News Column

Eric Holder: US Congress Panel Cites Attorney General for Contempt

June 20, 2012

A botched US government operation to track drug cartels through gun trafficking continues to backfire - having first led to the death of a US agent and now to a contempt citation for the nation's highest-ranking law enforcement officer.

A Republican-controlled committee of the House of Representatives Wednesday recommended that US Attorney General Eric Holder be cited for contempt of Congress for his refusal to provide documents on the Fast and Furious operation, in which US authorities allowed guns to cross into Mexico.

The Republican-controlled House Committee on Oversight and Government Reform voted along party lines, 23 to 17, for the contempt citation.

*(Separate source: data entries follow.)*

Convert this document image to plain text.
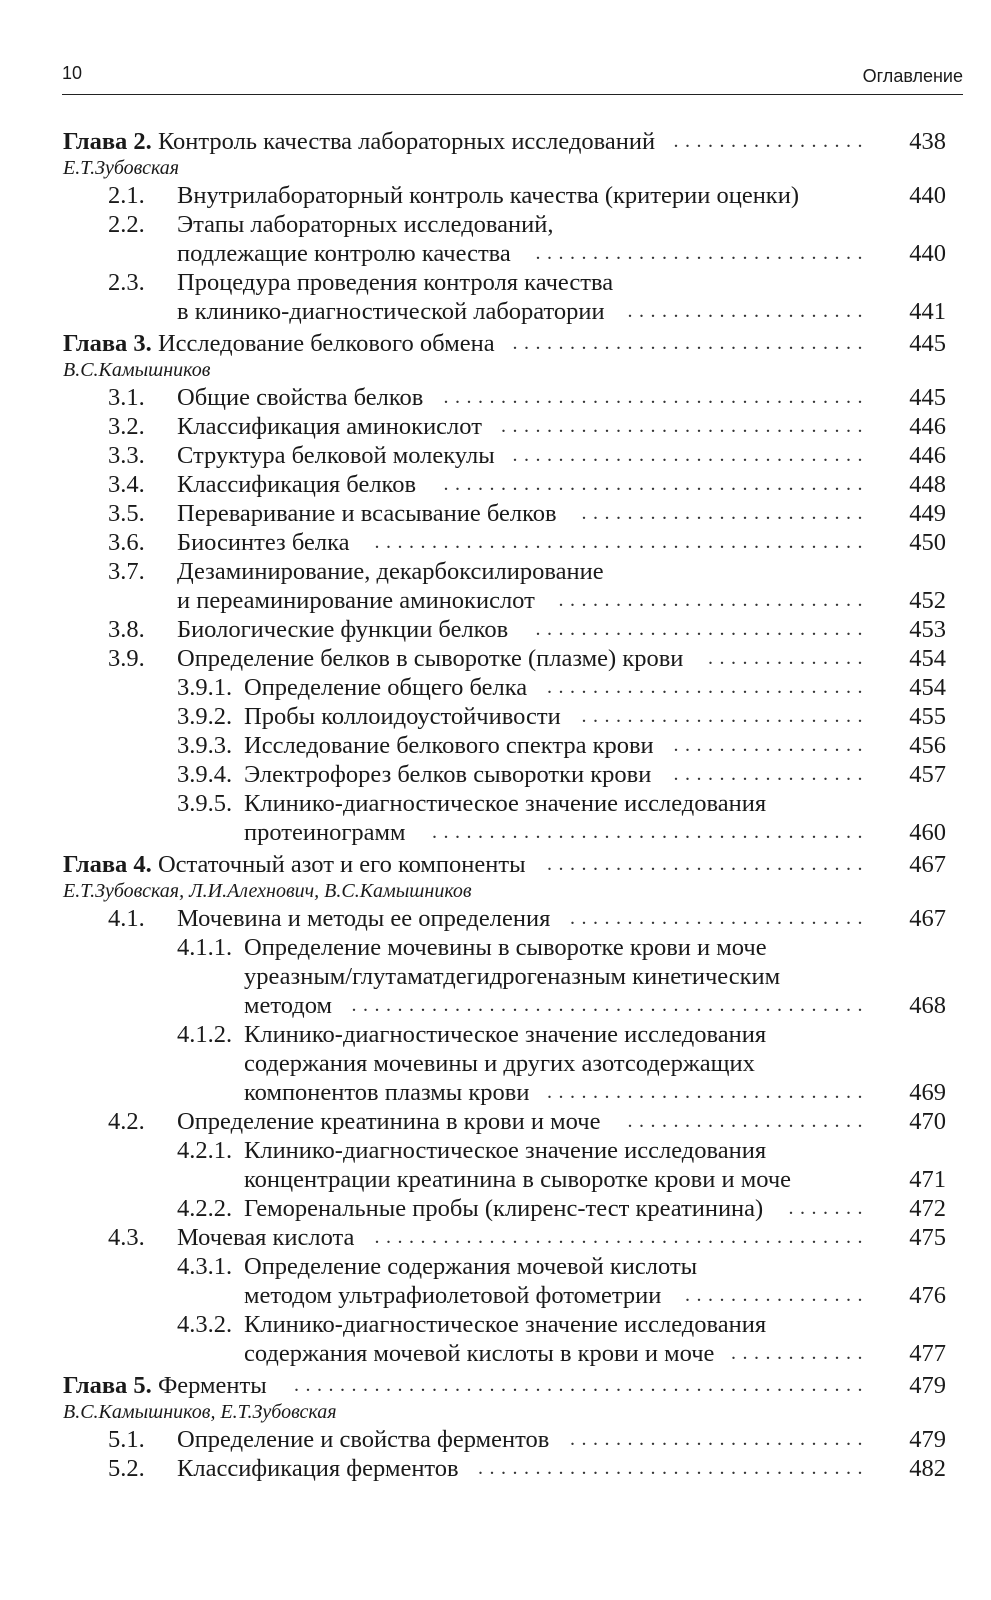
10	Оглавление
Глава 2. Контроль качества лабораторных исследований	438
.................
Е.Т.Зубовская
2.1. Внутрилабораторный контроль качества (критерии оценки)	440
2.2. Этапы лабораторных исследований,
подлежащие контролю качества	440
.............................
2.3. Процедура проведения контроля качества
в клинико-диагностической лаборатории	441
.....................
Глава 3. Исследование белкового обмена	445
...............................
В.С.Камышников
3.1. Общие свойства белков	445
.....................................
3.2. Классификация аминокислот	446
................................
3.3. Структура белковой молекулы	446
...............................
3.4. Классификация белков	448
.....................................
3.5. Переваривание и всасывание белков	449
.........................
3.6. Биосинтез белка	450
...........................................
3.7. Дезаминирование, декарбоксилирование
и переаминирование аминокислот	452
...........................
3.8. Биологические функции белков	453
.............................
3.9. Определение белков в сыворотке (плазме) крови	454
..............
3.9.1. Определение общего белка	454
............................
3.9.2. Пробы коллоидоустойчивости	455
.........................
3.9.3. Исследование белкового спектра крови	456
.................
3.9.4. Электрофорез белков сыворотки крови	457
.................
3.9.5. Клинико-диагностическое значение исследования
протеинограмм	460
......................................
Глава 4. Остаточный азот и его компоненты	467
............................
Е.Т.Зубовская, Л.И.Алехнович, В.С.Камышников
4.1. Мочевина и методы ее определения	467
..........................
4.1.1. Определение мочевины в сыворотке крови и моче
уреазным/глутаматдегидрогеназным кинетическим
методом	468
.............................................
4.1.2. Клинико-диагностическое значение исследования
содержания мочевины и других азотсодержащих
компонентов плазмы крови	469
............................
4.2. Определение креатинина в крови и моче	470
.....................
4.2.1. Клинико-диагностическое значение исследования
концентрации креатинина в сыворотке крови и моче	471
4.2.2. Геморенальные пробы (клиренс-тест креатинина)	472
.......
4.3. Мочевая кислота	475
...........................................
4.3.1. Определение содержания мочевой кислоты
методом ультрафиолетовой фотометрии	476
................
4.3.2. Клинико-диагностическое значение исследования
содержания мочевой кислоты в крови и моче	477
............
Глава 5. Ферменты	479
..................................................
В.С.Камышников, Е.Т.Зубовская
5.1. Определение и свойства ферментов	479
..........................
5.2. Классификация ферментов	482
..................................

The vote came despite President Barack Obama's assertion earlier Wednesday of executive privilege to protect the documents sought by the committee.

It was the first time Obama asserted the privilege in his presidency. The documents involve internal Justice department emails on the matter.

Democrats on the committee urged Republicans to hold off on a contempt vote in order to weigh the legal repercussions of the executive order, The New York Times reported.

The contempt citation will be subject to a full vote of the House next week, according to CNN. Republican congressman Paul Ryan told FOX News that the vote could be avoided if Holder produces the particular documents the committee seeks.

This is the first time in US history that an attorney general has faced a contempt citation.

Holder called the committee's vote an "entirely unnecessary action, intended to provoke an avoidable conflict between Congress and the Executive Branch."

"It's an election-year tactic intended to distract attention - and, as a result - has deflected critical resources from fulfilling what remains my top priority at the Department of Justice: Protecting the American people," Holder continued.

Democratic Party chair Debbie Wasserman-Schultz, who called the committee's move a "witch hunt," said Holder had already turned over 7,600 documents to the committee.

The case involves the undercover programme known as Operation Fast and Furious, which aimed to track drug cartels through the sale of weapons. Federal authorities lost track of some 2,000 of the guns, one of which was used to kill a US agent.

Brian Terry, a US border patrol officer in Arizona, was killed on December 14, 2010, by an AK-47 assault rifle that was part of the botched scheme that Holder himself said "must never happen again."

Seeking to underline the growing crisis of the role of US guns in Mexican violence, Holder told Congress in November 2011 that nearly two-thirds of the 94,000 weapons confiscated by Mexian officials in the last five years could be traced to the United States.

In most cases, straw buyers for drug cartels purchase guns legally, either from the 8,000 licensed US dealers or at gun shows within easy distance of the Mexican border.

Once over the border, the guns fuel a deadly war that continues to overwhelm Mexico's local and federal forces.

Obama, shortly after his 2009 inauguration, admitted: "The drugs are coming north, we're sending funds and guns south," and vowed a change.